Computer hackers in West Germany broke into a NASA computer network that contains technical information from space shuttle flights and, over a four-month period, gained the ability to "manipulate at will" the data stored there, a West German news report said yesterday.
NASA, responding to the report, said its own computer security system detected three electronic break-ins in August, at least one of which came from West Germany. Spokesmen for the National Aeronautics and Space Administration played down the significance of the incident, saying the network contained unclassified postflight data from the space shuttle.
The hackers reportedly gained access to information by asking the NASA computers for information stored under such key words as "shuttle," "Challenger" and "secret."
The NASA network is one of hundreds operated by many different groups around the world as a convenient means of sharing information. The networks are linked to the telephone system, and authorized users can gain access after connecting their own computers to a phone line. In most cases, a user needs to know only the network's telephone number and a password or access code.
Hackers are computer enthusiasts who enjoy the challenge of dialing into computer systems without authorization. Computer security experts say it is virtually impossible to make a computer network immune to break-in. Persistence, logic and clever computer programs allow hackers to break access codes and find passwords relatively easily.
The computer network, called the Space Physics Analysis Network (SPAN), is one of several that NASA operates. Stringency of access to NASA networks varies depending on the degree of risk posed by unauthorized access, an agency statement said. The networks are monitored and attempted break-ins, which are fairly common, are investigated, the NASA statement said.

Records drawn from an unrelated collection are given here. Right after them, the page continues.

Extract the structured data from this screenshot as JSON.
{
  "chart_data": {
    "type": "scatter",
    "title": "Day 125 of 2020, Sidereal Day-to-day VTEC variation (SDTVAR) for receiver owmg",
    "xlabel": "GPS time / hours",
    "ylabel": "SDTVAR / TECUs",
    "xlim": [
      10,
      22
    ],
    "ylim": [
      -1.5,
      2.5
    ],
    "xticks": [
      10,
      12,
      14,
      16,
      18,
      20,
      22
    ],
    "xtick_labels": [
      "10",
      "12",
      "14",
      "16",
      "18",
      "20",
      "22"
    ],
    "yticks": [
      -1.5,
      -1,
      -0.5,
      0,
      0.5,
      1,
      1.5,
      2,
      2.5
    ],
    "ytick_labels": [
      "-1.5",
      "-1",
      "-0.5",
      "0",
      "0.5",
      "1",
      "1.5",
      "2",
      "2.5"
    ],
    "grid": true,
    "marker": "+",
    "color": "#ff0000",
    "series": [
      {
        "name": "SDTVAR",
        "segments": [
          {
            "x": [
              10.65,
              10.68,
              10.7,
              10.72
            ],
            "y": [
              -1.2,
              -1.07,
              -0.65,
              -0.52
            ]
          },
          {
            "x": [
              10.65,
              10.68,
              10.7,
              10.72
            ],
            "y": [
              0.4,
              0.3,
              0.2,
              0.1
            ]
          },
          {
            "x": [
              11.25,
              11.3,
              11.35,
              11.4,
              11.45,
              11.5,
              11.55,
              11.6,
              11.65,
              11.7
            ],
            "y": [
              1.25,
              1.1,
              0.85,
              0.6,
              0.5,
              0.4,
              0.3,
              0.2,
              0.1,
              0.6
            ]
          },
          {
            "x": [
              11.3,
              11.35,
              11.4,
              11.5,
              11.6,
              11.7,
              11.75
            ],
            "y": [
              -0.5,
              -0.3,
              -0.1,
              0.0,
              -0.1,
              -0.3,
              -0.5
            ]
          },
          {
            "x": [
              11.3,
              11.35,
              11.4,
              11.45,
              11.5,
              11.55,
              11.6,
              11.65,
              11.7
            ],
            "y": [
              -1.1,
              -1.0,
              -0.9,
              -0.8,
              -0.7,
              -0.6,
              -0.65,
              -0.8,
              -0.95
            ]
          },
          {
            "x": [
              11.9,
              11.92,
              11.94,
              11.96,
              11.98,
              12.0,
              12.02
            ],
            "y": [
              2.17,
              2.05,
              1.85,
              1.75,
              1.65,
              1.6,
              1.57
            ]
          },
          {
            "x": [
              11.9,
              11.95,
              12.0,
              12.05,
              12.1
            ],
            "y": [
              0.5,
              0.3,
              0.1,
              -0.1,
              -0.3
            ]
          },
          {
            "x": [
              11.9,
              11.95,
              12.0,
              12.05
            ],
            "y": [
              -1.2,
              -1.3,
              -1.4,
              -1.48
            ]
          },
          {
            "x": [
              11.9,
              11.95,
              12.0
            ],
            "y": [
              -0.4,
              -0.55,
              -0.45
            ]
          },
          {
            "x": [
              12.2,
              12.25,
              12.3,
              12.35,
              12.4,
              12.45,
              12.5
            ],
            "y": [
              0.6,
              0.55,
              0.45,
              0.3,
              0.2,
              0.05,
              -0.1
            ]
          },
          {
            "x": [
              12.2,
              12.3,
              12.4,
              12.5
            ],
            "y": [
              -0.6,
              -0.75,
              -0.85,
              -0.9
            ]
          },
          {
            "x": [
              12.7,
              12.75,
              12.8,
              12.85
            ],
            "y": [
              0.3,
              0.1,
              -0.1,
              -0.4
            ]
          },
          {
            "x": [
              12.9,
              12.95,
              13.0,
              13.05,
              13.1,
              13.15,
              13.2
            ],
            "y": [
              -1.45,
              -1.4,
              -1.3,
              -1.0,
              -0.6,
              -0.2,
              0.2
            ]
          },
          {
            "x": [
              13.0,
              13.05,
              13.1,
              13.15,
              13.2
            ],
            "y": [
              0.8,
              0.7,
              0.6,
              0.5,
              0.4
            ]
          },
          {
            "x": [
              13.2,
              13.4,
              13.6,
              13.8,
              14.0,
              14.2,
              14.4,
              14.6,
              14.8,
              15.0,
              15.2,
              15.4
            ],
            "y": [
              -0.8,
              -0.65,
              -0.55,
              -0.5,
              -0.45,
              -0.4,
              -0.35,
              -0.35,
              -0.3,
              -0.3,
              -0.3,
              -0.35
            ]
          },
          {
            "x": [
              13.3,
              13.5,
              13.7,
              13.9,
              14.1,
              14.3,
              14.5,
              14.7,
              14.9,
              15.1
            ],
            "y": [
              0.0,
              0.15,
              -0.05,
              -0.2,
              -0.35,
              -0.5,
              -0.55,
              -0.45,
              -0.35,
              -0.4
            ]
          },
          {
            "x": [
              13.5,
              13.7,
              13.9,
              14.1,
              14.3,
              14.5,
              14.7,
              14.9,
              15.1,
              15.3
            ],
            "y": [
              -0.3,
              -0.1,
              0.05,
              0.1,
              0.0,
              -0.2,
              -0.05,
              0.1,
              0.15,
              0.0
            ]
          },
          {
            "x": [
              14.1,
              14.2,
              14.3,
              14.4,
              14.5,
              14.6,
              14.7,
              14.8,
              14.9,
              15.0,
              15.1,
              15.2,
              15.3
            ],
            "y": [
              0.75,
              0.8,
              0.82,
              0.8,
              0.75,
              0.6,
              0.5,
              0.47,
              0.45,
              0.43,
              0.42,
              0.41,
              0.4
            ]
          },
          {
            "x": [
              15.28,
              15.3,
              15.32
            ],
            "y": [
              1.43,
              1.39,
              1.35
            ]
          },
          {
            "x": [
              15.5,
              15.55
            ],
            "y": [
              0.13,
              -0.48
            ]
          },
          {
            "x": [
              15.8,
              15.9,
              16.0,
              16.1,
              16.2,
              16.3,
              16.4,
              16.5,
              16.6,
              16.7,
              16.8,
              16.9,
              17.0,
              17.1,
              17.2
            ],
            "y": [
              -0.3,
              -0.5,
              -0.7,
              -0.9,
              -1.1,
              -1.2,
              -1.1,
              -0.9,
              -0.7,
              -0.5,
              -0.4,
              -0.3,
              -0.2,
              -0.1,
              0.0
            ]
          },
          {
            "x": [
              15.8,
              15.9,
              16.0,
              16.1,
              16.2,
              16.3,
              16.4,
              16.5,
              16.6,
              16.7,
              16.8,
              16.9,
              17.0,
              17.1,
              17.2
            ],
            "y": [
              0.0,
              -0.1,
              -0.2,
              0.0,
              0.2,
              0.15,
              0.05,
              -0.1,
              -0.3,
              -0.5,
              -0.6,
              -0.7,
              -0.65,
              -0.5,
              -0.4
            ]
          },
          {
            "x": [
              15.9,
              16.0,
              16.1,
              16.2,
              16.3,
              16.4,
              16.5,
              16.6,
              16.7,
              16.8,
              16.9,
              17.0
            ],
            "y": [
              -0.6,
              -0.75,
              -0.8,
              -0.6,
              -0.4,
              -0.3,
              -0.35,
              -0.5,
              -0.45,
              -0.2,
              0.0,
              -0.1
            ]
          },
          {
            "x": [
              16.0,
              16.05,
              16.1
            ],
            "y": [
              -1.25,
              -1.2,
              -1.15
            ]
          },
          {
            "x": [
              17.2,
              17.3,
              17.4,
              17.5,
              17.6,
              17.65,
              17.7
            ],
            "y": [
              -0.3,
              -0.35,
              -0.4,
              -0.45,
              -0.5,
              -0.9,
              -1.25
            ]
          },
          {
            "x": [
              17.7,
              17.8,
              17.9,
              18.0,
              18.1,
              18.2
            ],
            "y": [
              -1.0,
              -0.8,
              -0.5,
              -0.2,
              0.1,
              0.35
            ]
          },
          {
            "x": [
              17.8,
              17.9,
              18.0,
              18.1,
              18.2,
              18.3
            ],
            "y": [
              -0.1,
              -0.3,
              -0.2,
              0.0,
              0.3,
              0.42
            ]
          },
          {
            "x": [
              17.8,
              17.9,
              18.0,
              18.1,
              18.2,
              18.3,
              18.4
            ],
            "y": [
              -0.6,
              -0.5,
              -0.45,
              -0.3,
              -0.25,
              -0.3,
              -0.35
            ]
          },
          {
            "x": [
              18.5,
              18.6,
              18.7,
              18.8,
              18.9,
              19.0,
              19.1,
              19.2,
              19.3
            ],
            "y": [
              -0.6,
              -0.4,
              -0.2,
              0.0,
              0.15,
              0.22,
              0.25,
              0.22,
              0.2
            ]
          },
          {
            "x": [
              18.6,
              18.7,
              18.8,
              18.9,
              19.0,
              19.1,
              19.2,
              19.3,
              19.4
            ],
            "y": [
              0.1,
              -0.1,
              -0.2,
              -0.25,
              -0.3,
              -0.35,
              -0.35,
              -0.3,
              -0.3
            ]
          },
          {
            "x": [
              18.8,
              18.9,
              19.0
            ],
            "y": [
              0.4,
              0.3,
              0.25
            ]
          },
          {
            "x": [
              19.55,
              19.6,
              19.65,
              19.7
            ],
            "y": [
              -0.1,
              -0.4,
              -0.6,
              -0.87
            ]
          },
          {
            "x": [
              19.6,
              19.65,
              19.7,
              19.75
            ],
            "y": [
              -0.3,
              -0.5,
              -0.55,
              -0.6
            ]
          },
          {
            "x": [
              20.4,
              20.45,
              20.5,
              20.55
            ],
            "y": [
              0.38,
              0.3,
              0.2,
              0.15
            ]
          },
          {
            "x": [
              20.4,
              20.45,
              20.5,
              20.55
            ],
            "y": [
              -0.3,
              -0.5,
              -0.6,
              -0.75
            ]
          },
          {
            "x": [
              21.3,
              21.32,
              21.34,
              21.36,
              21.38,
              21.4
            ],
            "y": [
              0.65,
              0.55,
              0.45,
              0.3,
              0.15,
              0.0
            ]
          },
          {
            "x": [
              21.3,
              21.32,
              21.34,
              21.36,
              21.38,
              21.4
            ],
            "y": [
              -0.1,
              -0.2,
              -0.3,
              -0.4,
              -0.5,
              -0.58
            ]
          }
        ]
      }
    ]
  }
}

SPAN allows scientists and engineers in various universities and other research centers quickly to send or receive technical data from a space flight. Its chief goal is to provide NASA managers with analyses of spacecraft performance.
"Any individual or organization engaged in NASA-related research can apply for access to SPAN," a NASA statement said. "We know of no classified information which can be accessed through the network."
William Marshall, a NASA spokesman, said the space agency could not comment on the claim that the hackers had been able to manipulate data. The hackers did not claim that they had actually done so. But Marshall observed that legitimate users can enter new data into the system.